A typical configuration file looks something like this:

import sys
import json
import pathlib


config_file = pathlib.Path(sys.argv[1])

print(f"Running simulation described in {config_file}.")
config = json.loads(config_file.read_text())

print(f"Writing results to {config['simulation']['output_file']}")
pathlib.Path(config['simulation']['output_file']).write_text("done")

print("Done")

and we run it like this

$ python acme ACME-solver.json

$ ls

We would like to powerup our acme config file to add unit support. We start by writing a powerconf configuration file. We are free to structure the configuration however we want, config parameters can be given as quantities with units, and we can use expressions that calculate the value of some parameters based on the value of others.

POWERCONFIG.yml

simulation:
  grid:
    res: 1 um
    x:
      min: 0 um
      max: 100 um
      n: $(int(${max}/${../res}) + 1)
    y:
      min: 0 um
      max: 1 cm
      n: $(int(${max}/${../res}) + 1)

We can test that this configuration works with the print-instances command:

$ powerconf print-instances
simulation:
  grid:
    res: 1 micrometer
    x:
      max: 100 micrometer
      min: 0 micrometer
      n: 101
    y:
      max: 1 centimeter
      min: 0 micrometer
      n: 10001

Next, we add a section to our configuration file for the acme tool. We replicate the acme config file tree computing the value for each parameter using expressions that reference the main config.

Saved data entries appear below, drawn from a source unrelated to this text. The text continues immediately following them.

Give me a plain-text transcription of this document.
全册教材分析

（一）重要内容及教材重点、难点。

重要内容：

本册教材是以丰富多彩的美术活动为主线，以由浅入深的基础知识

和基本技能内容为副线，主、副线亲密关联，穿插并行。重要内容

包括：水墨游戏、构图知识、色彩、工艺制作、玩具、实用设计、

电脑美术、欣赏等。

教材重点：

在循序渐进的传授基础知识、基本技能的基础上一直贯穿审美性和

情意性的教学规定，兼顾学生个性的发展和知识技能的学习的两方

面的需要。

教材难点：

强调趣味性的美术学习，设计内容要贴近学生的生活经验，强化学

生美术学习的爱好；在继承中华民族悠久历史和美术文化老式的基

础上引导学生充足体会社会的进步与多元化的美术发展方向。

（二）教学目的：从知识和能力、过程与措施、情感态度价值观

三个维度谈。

The purpose of this section is to unit convert all parameters to the unit expected by the acme tool and strip the units.

POWERCONFIG.yml

simulation:
  grid:
    res: 1 um
    x:
      min: 0 um
      max: 100 um
      n: $(int(${max}/${../res}) + 1)
    y:
      min: 0 um
      max: 1 cm
      n: $(int(${max}/${../res}) + 1)

# parameters that will be inserted diredctly into ACME config file.
# these parameters _MUST_ be given.
# all quantities need to be converted to ACME internal units (cgs)
# and turned into plain numbers.
acme:
    simulation:
      output_file: acme-ouput-$(${../grid/x/n}).txt
    grid:
      x:
        n: $($/simulation/grid/x/n)
        min: $($/simulation/grid/x/min.to('cm').magnitude)
        max: $($/simulation/grid/x/max.to('cm').magnitude)
      y:
        n: $($/simulation/grid/y/n)
        min: $($/simulation/grid/y/min.to('cm').magnitude)
        max: $($/simulation/grid/y/max.to('cm').magnitude)

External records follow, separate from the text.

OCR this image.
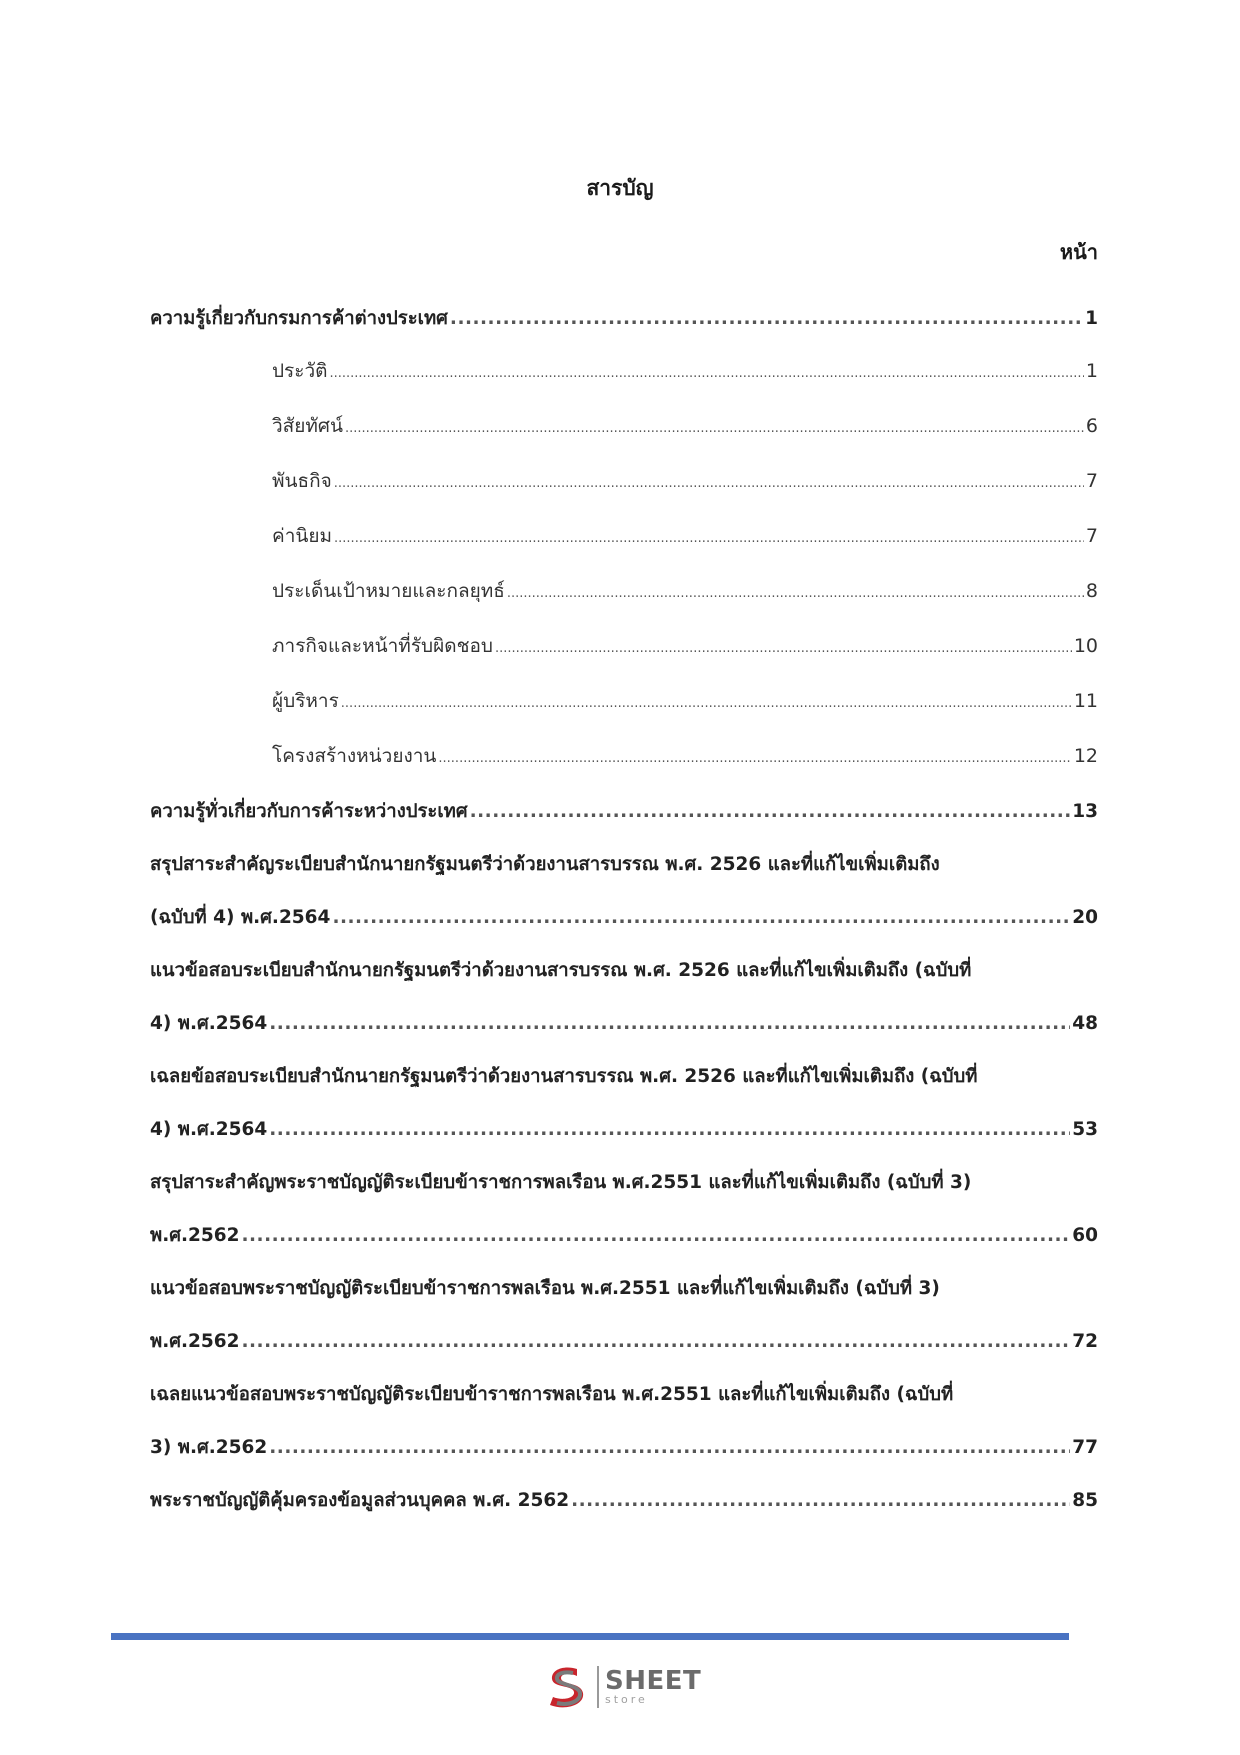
สารบัญ
หน้า
ความรู้เกี่ยวกับกรมการค้าต่างประเทศ .....	1
ประวัติ .....	1
วิสัยทัศน์ .....	6
พันธกิจ .....	7
ค่านิยม .....	7
ประเด็นเป้าหมายและกลยุทธ์ .....	8
ภารกิจและหน้าที่รับผิดชอบ .....	10
ผู้บริหาร .....	11
โครงสร้างหน่วยงาน .....	12
ความรู้ทั่วเกี่ยวกับการค้าระหว่างประเทศ .....	13
สรุปสาระสำคัญระเบียบสำนักนายกรัฐมนตรีว่าด้วยงานสารบรรณ พ.ศ. 2526 และที่แก้ไขเพิ่มเติมถึง
(ฉบับที่ 4) พ.ศ.2564 .....	20
แนวข้อสอบระเบียบสำนักนายกรัฐมนตรีว่าด้วยงานสารบรรณ พ.ศ. 2526 และที่แก้ไขเพิ่มเติมถึง (ฉบับที่
4) พ.ศ.2564 .....	48
เฉลยข้อสอบระเบียบสำนักนายกรัฐมนตรีว่าด้วยงานสารบรรณ พ.ศ. 2526 และที่แก้ไขเพิ่มเติมถึง (ฉบับที่
4) พ.ศ.2564 .....	53
สรุปสาระสำคัญพระราชบัญญัติระเบียบข้าราชการพลเรือน พ.ศ.2551 และที่แก้ไขเพิ่มเติมถึง (ฉบับที่ 3)
พ.ศ.2562 .....	60
แนวข้อสอบพระราชบัญญัติระเบียบข้าราชการพลเรือน พ.ศ.2551 และที่แก้ไขเพิ่มเติมถึง (ฉบับที่ 3)
พ.ศ.2562 .....	72
เฉลยแนวข้อสอบพระราชบัญญัติระเบียบข้าราชการพลเรือน พ.ศ.2551 และที่แก้ไขเพิ่มเติมถึง (ฉบับที่
3) พ.ศ.2562 .....	77
พระราชบัญญัติคุ้มครองข้อมูลส่วนบุคคล พ.ศ. 2562 .....	85
SHEET
store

Now we can generate an acme config file

$ powerconf generate POWERCONFIG.yml ACME-solver.json.generated -n acme -f json

$ ls
acme
ACME-simulation.json.generated
POWERCONFIG.yml

The -n option takes the name of a node. The generate command will write the tree below the node to the output file. The -f option specifies the output file format. The generated JSON file:

{
  "simulation": {
    "output_file": "acme-ouput-101.txt"
  },
  "grid": {
    "x": {
      "n": 101,
      "min": 0,
      "max": 0.009999999999999998
    },
    "y": {
      "n": 10001,
      "min": 0,
      "max": 1
    }
  }
}

Running acme:

$ python acme ACME-solver.json.generated

$ ls
acme
ACME-simulation.json.generated
POWERCONFIG.yml

An there you are, full-blown unit support for a tool that does not support them.